Members of the Quantum Gap Association recently published a manuscript illustrating the results of a study conducted between collaborating laboratories in national institutes in Belgrade, Lisbon, and Stockholm. This is the second part of two-part research relating to the means of manipulation of titanium dioxide semiconductor’s physicochemical properties and its likely future photocatalytic usage.
The study addressed the subject of potential acceleration of photocatalytic reaction by adjustment of nano-sized titanium dioxide semiconductor‘s surface with doping of TiO2 crystal lattice and deposing atoms that modify the behavior of its charge carriers. Why are charge carriers important in semiconductors – you can read in detail in the best book ever written on topics of solid-state physics, Solid State Physics by Neil W. Ashcroft and David Mermin. The significance of controlled surface adjustments is even greater when the material in question has an impending role in photocatalytic reaction, given that induced adjustments are responsible for the tuning of inherent physicochemical properties, such as the width of semiconductor’s bandgap.
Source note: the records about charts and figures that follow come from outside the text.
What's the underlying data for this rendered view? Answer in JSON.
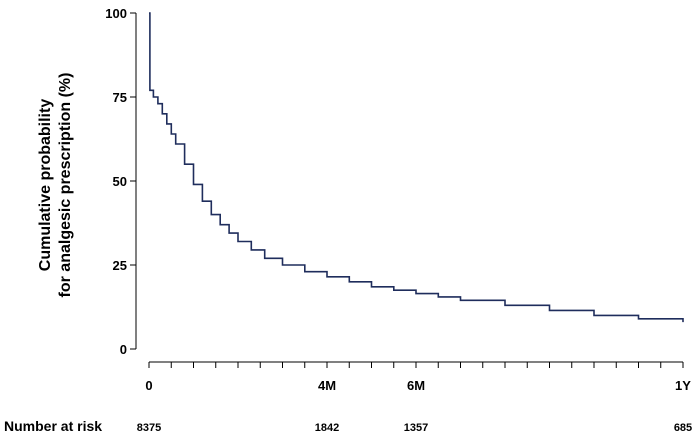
{
  "chart_data": {
    "type": "line",
    "title": "",
    "ylabel_lines": [
      "Cumulative probability",
      "for analgesic prescription (%)"
    ],
    "xlabel": "",
    "xlim": [
      0,
      12
    ],
    "ylim": [
      0,
      100
    ],
    "y_ticks": [
      0,
      25,
      50,
      75,
      100
    ],
    "x_ticks": [
      {
        "x": 0,
        "label": "0"
      },
      {
        "x": 4,
        "label": "4M"
      },
      {
        "x": 6,
        "label": "6M"
      },
      {
        "x": 12,
        "label": "1Y"
      }
    ],
    "x_minor_ticks": [
      0,
      0.5,
      1,
      1.5,
      2,
      2.5,
      3,
      3.5,
      4,
      4.5,
      5,
      5.5,
      6,
      6.5,
      7,
      7.5,
      8,
      8.5,
      9,
      9.5,
      10,
      10.5,
      11,
      11.5,
      12
    ],
    "series": [
      {
        "color": "#1f2d5c",
        "x": [
          0,
          0.01,
          0.02,
          0.1,
          0.2,
          0.3,
          0.4,
          0.5,
          0.6,
          0.8,
          1.0,
          1.2,
          1.4,
          1.6,
          1.8,
          2.0,
          2.3,
          2.6,
          3.0,
          3.5,
          4.0,
          4.5,
          5.0,
          5.5,
          6.0,
          6.5,
          7.0,
          8.0,
          9.0,
          10.0,
          11.0,
          12.0
        ],
        "y": [
          100,
          100,
          77,
          75,
          73,
          70,
          67,
          64,
          61,
          55,
          49,
          44,
          40,
          37,
          34.5,
          32,
          29.5,
          27,
          25,
          23,
          21.5,
          20,
          18.5,
          17.5,
          16.5,
          15.5,
          14.5,
          13,
          11.5,
          10,
          9,
          8
        ]
      }
    ],
    "grid": false,
    "legend": "none",
    "risk_table": {
      "title": "Number at risk",
      "entries": [
        {
          "x": 0,
          "label": "8375"
        },
        {
          "x": 4,
          "label": "1842"
        },
        {
          "x": 6,
          "label": "1357"
        },
        {
          "x": 12,
          "label": "685"
        }
      ]
    }
  }
}
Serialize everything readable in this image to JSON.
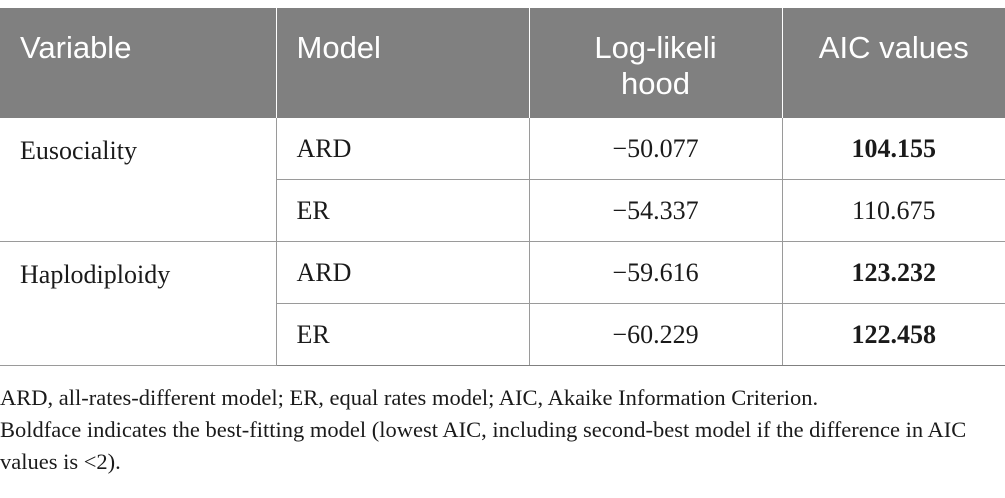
{
  "table": {
    "headers": [
      "Variable",
      "Model",
      "Log-likelihood",
      "AIC values"
    ],
    "rows": [
      {
        "variable": "Eusociality",
        "model": "ARD",
        "log_likelihood": "−50.077",
        "aic": "104.155",
        "aic_bold": true
      },
      {
        "variable": "",
        "model": "ER",
        "log_likelihood": "−54.337",
        "aic": "110.675",
        "aic_bold": false
      },
      {
        "variable": "Haplodiploidy",
        "model": "ARD",
        "log_likelihood": "−59.616",
        "aic": "123.232",
        "aic_bold": true
      },
      {
        "variable": "",
        "model": "ER",
        "log_likelihood": "−60.229",
        "aic": "122.458",
        "aic_bold": true
      }
    ]
  },
  "footnote": {
    "abbreviations": "ARD, all-rates-different model; ER, equal rates model; AIC, Akaike Information Criterion.",
    "note": "Boldface indicates the best-fitting model (lowest AIC, including second-best model if the difference in AIC values is <2)."
  }
}
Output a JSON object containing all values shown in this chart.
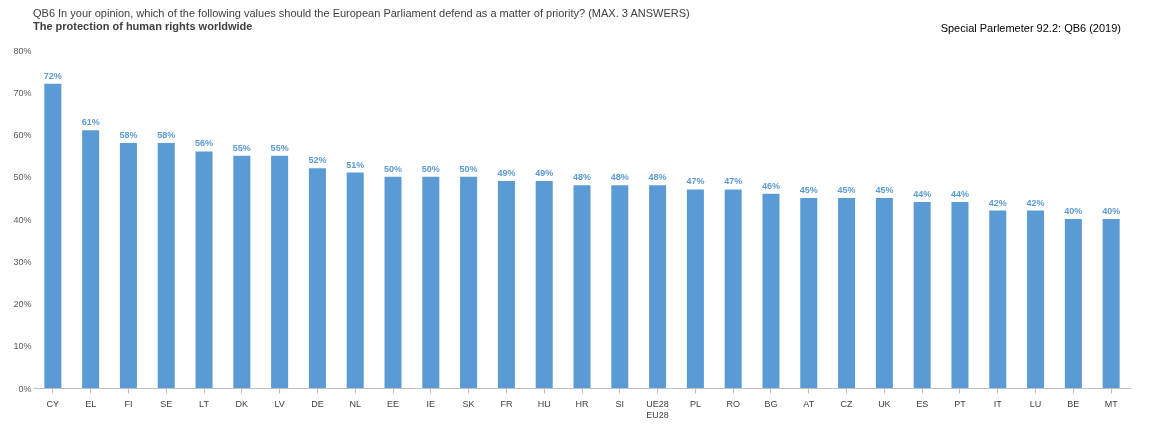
{
  "chart_data": {
    "type": "bar",
    "title": "QB6 In your opinion, which of the following values should the European Parliament defend as a matter of priority? (MAX. 3 ANSWERS)",
    "subtitle": "The protection of human rights worldwide",
    "annotations": [
      "Special Parlemeter 92.2: QB6 (2019)"
    ],
    "categories": [
      "CY",
      "EL",
      "FI",
      "SE",
      "LT",
      "DK",
      "LV",
      "DE",
      "NL",
      "EE",
      "IE",
      "SK",
      "FR",
      "HU",
      "HR",
      "SI",
      "UE28\nEU28",
      "PL",
      "RO",
      "BG",
      "AT",
      "CZ",
      "UK",
      "ES",
      "PT",
      "IT",
      "LU",
      "BE",
      "MT"
    ],
    "values": [
      72,
      61,
      58,
      58,
      56,
      55,
      55,
      52,
      51,
      50,
      50,
      50,
      49,
      49,
      48,
      48,
      48,
      47,
      47,
      46,
      45,
      45,
      45,
      44,
      44,
      42,
      42,
      40,
      40
    ],
    "value_labels": [
      "72%",
      "61%",
      "58%",
      "58%",
      "56%",
      "55%",
      "55%",
      "52%",
      "51%",
      "50%",
      "50%",
      "50%",
      "49%",
      "49%",
      "48%",
      "48%",
      "48%",
      "47%",
      "47%",
      "46%",
      "45%",
      "45%",
      "45%",
      "44%",
      "44%",
      "42%",
      "42%",
      "40%",
      "40%"
    ],
    "color": "#5b9bd5",
    "ylim": [
      0,
      80
    ],
    "yticks": [
      {
        "value": 0,
        "label": "0%"
      },
      {
        "value": 10,
        "label": "10%"
      },
      {
        "value": 20,
        "label": "20%"
      },
      {
        "value": 30,
        "label": "30%"
      },
      {
        "value": 40,
        "label": "40%"
      },
      {
        "value": 50,
        "label": "50%"
      },
      {
        "value": 60,
        "label": "60%"
      },
      {
        "value": 70,
        "label": "70%"
      },
      {
        "value": 80,
        "label": "80%"
      }
    ],
    "grid": false
  }
}
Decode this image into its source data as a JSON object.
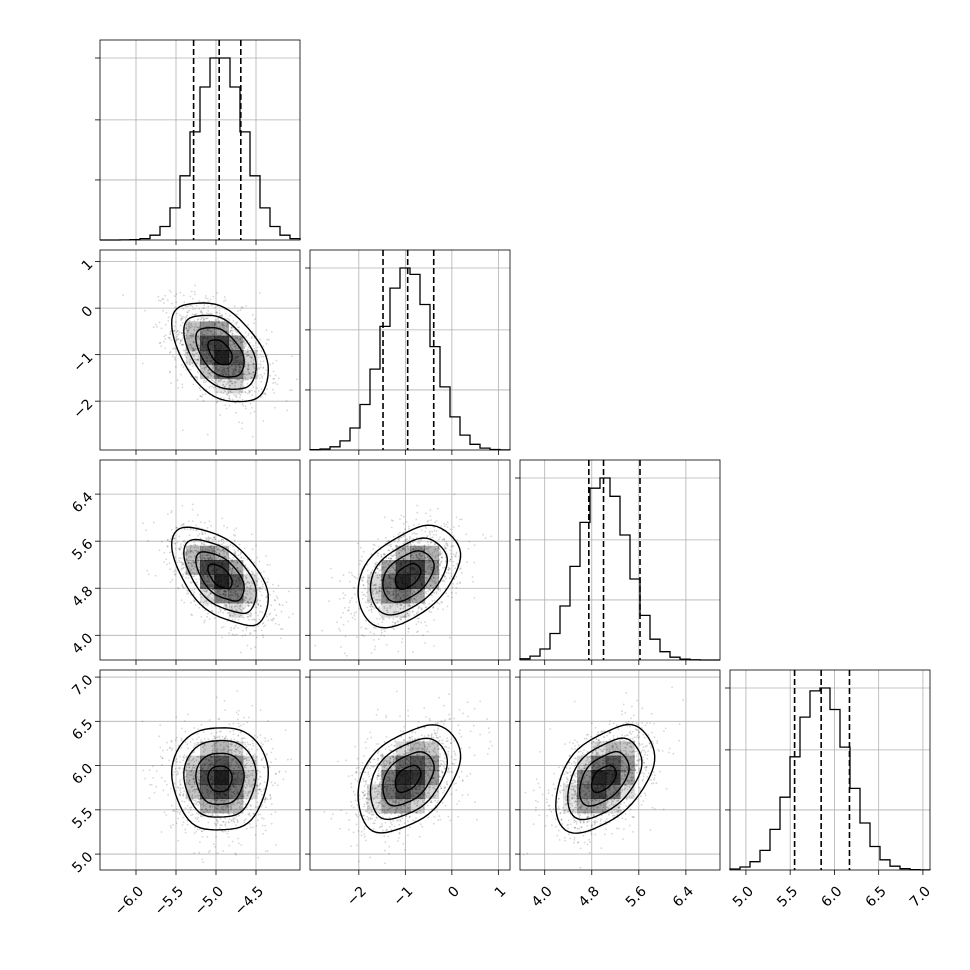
{
  "chart_data": {
    "type": "corner",
    "grid": true,
    "variables": [
      {
        "mean": -4.95,
        "q16": -5.28,
        "q50": -4.96,
        "q84": -4.69,
        "sd": 0.3,
        "range": [
          -6.45,
          -3.95
        ],
        "ticks": [
          -6.0,
          -5.5,
          -5.0,
          -4.5
        ],
        "tick_labels": [
          "−6.0",
          "−5.5",
          "−5.0",
          "−4.5"
        ]
      },
      {
        "mean": -0.95,
        "q16": -1.48,
        "q50": -0.95,
        "q84": -0.39,
        "sd": 0.55,
        "range": [
          -3.05,
          1.25
        ],
        "ticks": [
          -2,
          -1,
          0,
          1
        ],
        "tick_labels": [
          "−2",
          "−1",
          "0",
          "1"
        ]
      },
      {
        "mean": 5.0,
        "q16": 4.75,
        "q50": 5.0,
        "q84": 5.62,
        "sd": 0.42,
        "range": [
          3.58,
          6.98
        ],
        "ticks": [
          4.0,
          4.8,
          5.6,
          6.4
        ],
        "tick_labels": [
          "4.0",
          "4.8",
          "5.6",
          "6.4"
        ]
      },
      {
        "mean": 5.85,
        "q16": 5.55,
        "q50": 5.85,
        "q84": 6.17,
        "sd": 0.3,
        "range": [
          4.82,
          7.08
        ],
        "ticks": [
          5.0,
          5.5,
          6.0,
          6.5,
          7.0
        ],
        "tick_labels": [
          "5.0",
          "5.5",
          "6.0",
          "6.5",
          "7.0"
        ]
      }
    ],
    "correlations": [
      {
        "pair": [
          0,
          1
        ],
        "r": -0.45
      },
      {
        "pair": [
          0,
          2
        ],
        "r": -0.55
      },
      {
        "pair": [
          0,
          3
        ],
        "r": 0.0
      },
      {
        "pair": [
          1,
          2
        ],
        "r": 0.4
      },
      {
        "pair": [
          1,
          3
        ],
        "r": 0.4
      },
      {
        "pair": [
          2,
          3
        ],
        "r": 0.45
      }
    ],
    "colors": {
      "line": "#000000",
      "grid": "#b0b0b0",
      "points": "#999999"
    }
  }
}
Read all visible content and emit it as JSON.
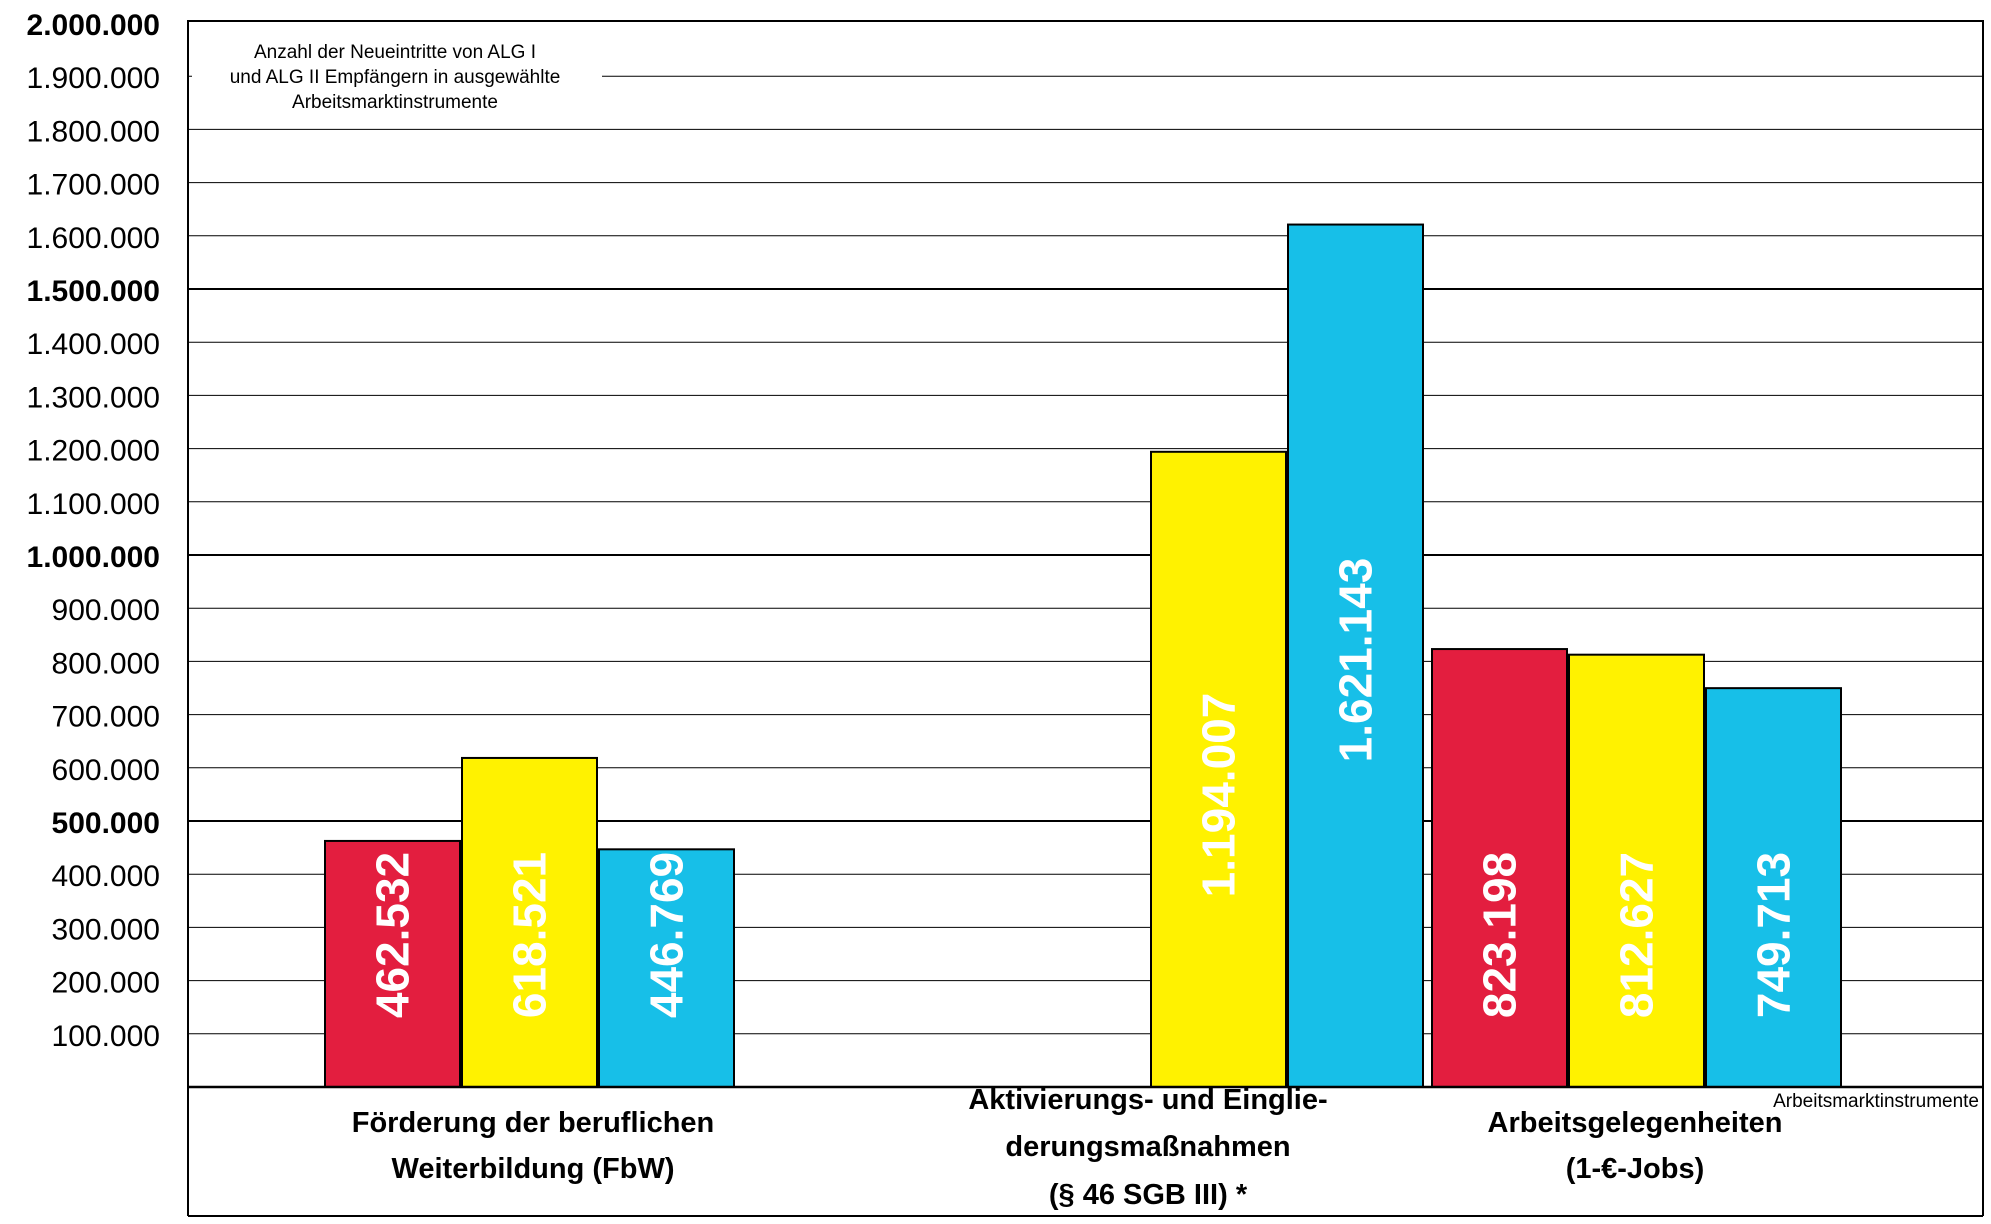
{
  "chart_data": {
    "type": "bar",
    "title": "",
    "annotation": [
      "Anzahl der Neueintritte von ALG I",
      "und ALG II Empfängern in ausgewählte",
      "Arbeitsmarktinstrumente"
    ],
    "xlabel": "Arbeitsmarktinstrumente",
    "ylabel": "",
    "ylim": [
      0,
      2000000
    ],
    "yticks": [
      {
        "value": 100000,
        "label": "100.000",
        "bold": false
      },
      {
        "value": 200000,
        "label": "200.000",
        "bold": false
      },
      {
        "value": 300000,
        "label": "300.000",
        "bold": false
      },
      {
        "value": 400000,
        "label": "400.000",
        "bold": false
      },
      {
        "value": 500000,
        "label": "500.000",
        "bold": true
      },
      {
        "value": 600000,
        "label": "600.000",
        "bold": false
      },
      {
        "value": 700000,
        "label": "700.000",
        "bold": false
      },
      {
        "value": 800000,
        "label": "800.000",
        "bold": false
      },
      {
        "value": 900000,
        "label": "900.000",
        "bold": false
      },
      {
        "value": 1000000,
        "label": "1.000.000",
        "bold": true
      },
      {
        "value": 1100000,
        "label": "1.100.000",
        "bold": false
      },
      {
        "value": 1200000,
        "label": "1.200.000",
        "bold": false
      },
      {
        "value": 1300000,
        "label": "1.300.000",
        "bold": false
      },
      {
        "value": 1400000,
        "label": "1.400.000",
        "bold": false
      },
      {
        "value": 1500000,
        "label": "1.500.000",
        "bold": true
      },
      {
        "value": 1600000,
        "label": "1.600.000",
        "bold": false
      },
      {
        "value": 1700000,
        "label": "1.700.000",
        "bold": false
      },
      {
        "value": 1800000,
        "label": "1.800.000",
        "bold": false
      },
      {
        "value": 1900000,
        "label": "1.900.000",
        "bold": false
      },
      {
        "value": 2000000,
        "label": "2.000.000",
        "bold": true
      }
    ],
    "grid": true,
    "categories": [
      {
        "lines": [
          "Förderung der beruflichen",
          "Weiterbildung (FbW)"
        ]
      },
      {
        "lines": [
          "Aktivierungs- und Einglie-",
          "derungsmaßnahmen",
          "(§ 46 SGB III)  *"
        ]
      },
      {
        "lines": [
          "Arbeitsgelegenheiten",
          "(1-€-Jobs)"
        ]
      }
    ],
    "series": [
      {
        "color": "#e31e3f",
        "values": [
          462532,
          null,
          823198
        ],
        "labels": [
          "462.532",
          "",
          "823.198"
        ]
      },
      {
        "color": "#fff200",
        "values": [
          618521,
          1194007,
          812627
        ],
        "labels": [
          "618.521",
          "1.194.007",
          "812.627"
        ]
      },
      {
        "color": "#17bfe8",
        "values": [
          446769,
          1621143,
          749713
        ],
        "labels": [
          "446.769",
          "1.621.143",
          "749.713"
        ]
      }
    ]
  }
}
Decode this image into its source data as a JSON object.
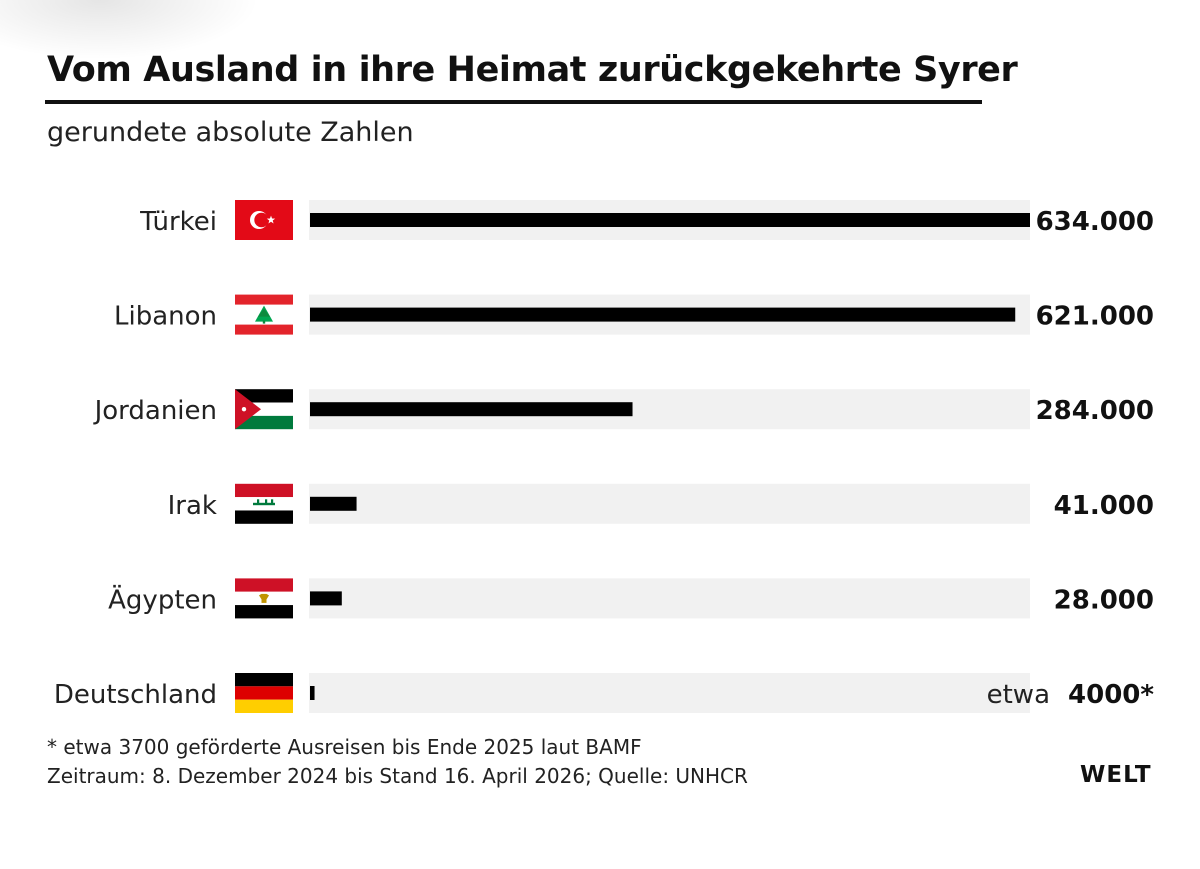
{
  "header": {
    "title": "Vom Ausland in ihre Heimat zurückgekehrte Syrer",
    "subtitle": "gerundete absolute Zahlen"
  },
  "chart_data": {
    "type": "bar",
    "orientation": "horizontal",
    "categories": [
      "Türkei",
      "Libanon",
      "Jordanien",
      "Irak",
      "Ägypten",
      "Deutschland"
    ],
    "values": [
      634000,
      621000,
      284000,
      41000,
      28000,
      4000
    ],
    "value_labels": [
      "634.000",
      "621.000",
      "284.000",
      "41.000",
      "28.000",
      "4000*"
    ],
    "value_prefixes": [
      "",
      "",
      "",
      "",
      "",
      "etwa"
    ],
    "flags": [
      "flag-turkey",
      "flag-lebanon",
      "flag-jordan",
      "flag-iraq",
      "flag-egypt",
      "flag-germany"
    ],
    "xlim": [
      0,
      634000
    ],
    "bar_color": "#000000",
    "track_color": "#f1f1f1"
  },
  "footer": {
    "note": "* etwa 3700 geförderte Ausreisen bis Ende 2025 laut BAMF",
    "source": "Zeitraum: 8. Dezember 2024 bis Stand 16. April 2026; Quelle: UNHCR",
    "logo": "WELT"
  }
}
To fine-tune the width of nano-sized titanium dioxide’s bandgap, noble metals palladium (Pd) and/or platinum (Pt) are deposited on the surface of this material, which was previously doped with nitrogen (N); thus the collaborative study initiated with the synthesis of enriched titanium dioxide. To control the concentration of dopants and attempt the single-atom deposition, the semiconductor was doped under strict and very precise experimental conditions. The synthesis of TiO2 and doping with nitrogen, palladium, and platinum atoms were performed in Portugal’s National Laboratory for Energy and Geology (LNEG) by guest researchers from Serbian Institute for nuclear sciences “Vinča”. Further experiments, necessary to test the outcome of induced modifications, were performed in collaboration with experimentalists from the same Serbian institute and Centre of Physics and Technological Research from Portugal. To understand the origins of improvements occurring as a result of the used synthesis approach, the experiments were followed by the first principles computational analysis performed in collaboration between the Faculty of physical chemistry from Belgrade, Institute “Vinča”, and a research group from Swedish Uppsala University. Computational simulations of photochemical properties based on quantum chemistry enabled precise interpretation of effects noble metals Pt and Pd, and N induced upon adsorption on the surface of TiO2.
This synergetic study revealed the benefits of post-adsorptive effects of noble metals upon semiconductors fitting for photocatalytic reactions. We will not exhibit the results of this study, as they can be found on the link of the Physical Chemistry Chemical Physics journal. However, some of the attention-grabbing terms relating to the scope of the research and mentioned within this text will be explained in short and presented further down.
Like human defects, those of crystals come in a seemingly endless variety, many dreary and depressing, and a few fascinating.
Adsorption – the process of bonding of atoms, ions, or molecules to a surface of a material
Photoreaction – chemical reaction involving absorption of electromagnetic radiation by one or more reactants
Photocatalysis – acceleration of chemical reaction induced by adding photocatalyst
Photocatalyst – chemical which absorbs light and provides energy to reactants in order to make the reaction occur; photocatalysts are essentially semiconductors
Titanium dioxide – TiO2; titanium(IV)oxide is a naturally occurring oxide of titanium. Due to its stability and affordability, this material has several active applications – like paint, sunscreen, and food coloring (E171) – it is also a wide-gap semiconductor, which in anatase crystal arrangement exhibits noteworthy photocatalytic activity. However, to be an all-inclusive semiconductor accepted as a photocatalyst, it is essential to reduce the width of its bandgap and address all of the disruptions caused by the recombination of charge carriers, which are the basis of modern electronics, as explained by rules of quantum physics.
Given the significance of TiO2 positive sides, modification and regulation of physicochemical properties of this material are the dominant research point in studies concerning photocatalysis. Emerging aspects and fresh research perspectives regarding this semiconductor are constantly growing, thus the number of research groups addressing the issues of inconsistencies and deficiencies is increasing.